Ever since the 1980s, every government of either political stripe has operated in a post-Thatcherite shadow. This was true of Labour from 1997 to 2010, which felt constrained by the Thatcherite settlement. For the Tory party, though, the impact was more profound. To Tory policymakers, Thatcherism bequeathed a supposedly virtuous circle of private wealth, sound money, low borrowing, lower taxes and reductions in public spending that has dominated policy ever since.

Post-Thatcher Conservative governments have become much more socially liberal than Thatcher’s were. None of them, though, has managed to make an equivalent journey towards a more pragmatic and centrist form of political economy. A recent member of the cabinet, now on the backbenches, told me privately a few weeks back that the party remains “mentally shackled”.

There is a ferment of thinking on many issues across the Tory party. But the Conservatives remain intensely wary of accepting that Thatcherism’s time has passed.With the exception of the party’s embrace of the NHS, about which May made some historically simplistic claims on Monday, there is strikingly little appetite for connecting with its admirably practical postwar and pre-Thatcher traditions of public investment(in housing, for example) and readiness for tax increases where necessary, whether for social or economic policy reasons. May’s 2017 manifesto made a rhetorical attempt to break with Thatcherite ideas, but the election loss meant the effort to plot a new course was effectively abandoned.

Two things make this a pressing issue for the May government and for the Tory party in the next decade.
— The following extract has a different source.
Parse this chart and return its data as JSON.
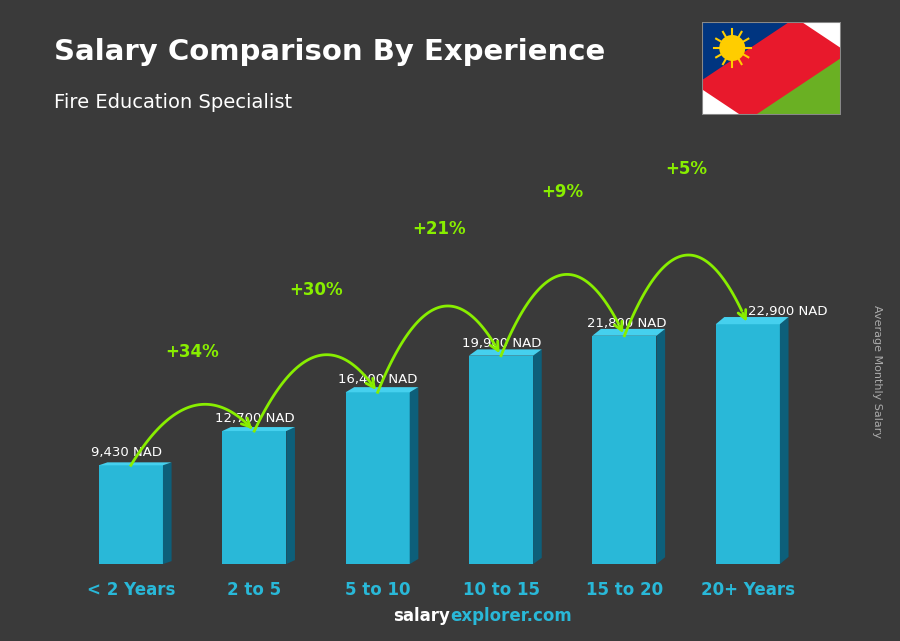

The first is that post-Thatcherism and austerity have simply run their political course. This is encapsulated in the inescapable need for some higher spending, and for the means to pay for it, not just on the NHS but on care, housing and education. Neither lower taxes nor fiscal austerity address the needs of the nation any longer, especially after Brexit.

The second pressing issue is that Labour appears committed not just to break with the post-Thatcherism of New Labour but to roll back the entire Thatcherite settlement to the supposedly prelapsarian 1970s. This is helping to create an inviting space in the political centre ground, which the Tories may be better at filling than Labour under Jeremy Corbyn’s eventual successor. A space that beckons for a post-Brexit centre-right party, perhaps under a leader like Ruth Davidson.

So, the conditions exist for this to happen. But will it? That is another matter, and it all depends on how wedded the next generation of Conservative leaders are to the dogmas of Thatcherism and austerity In a famous observation, Antonio Gramsci wrote of his sense that the old order was dying but the new was struggling to be born. You could say exactly the same about the Conservative party of Theresa May as it grapples with an issue which will define it for the 2020s, whatever happens on Brexit.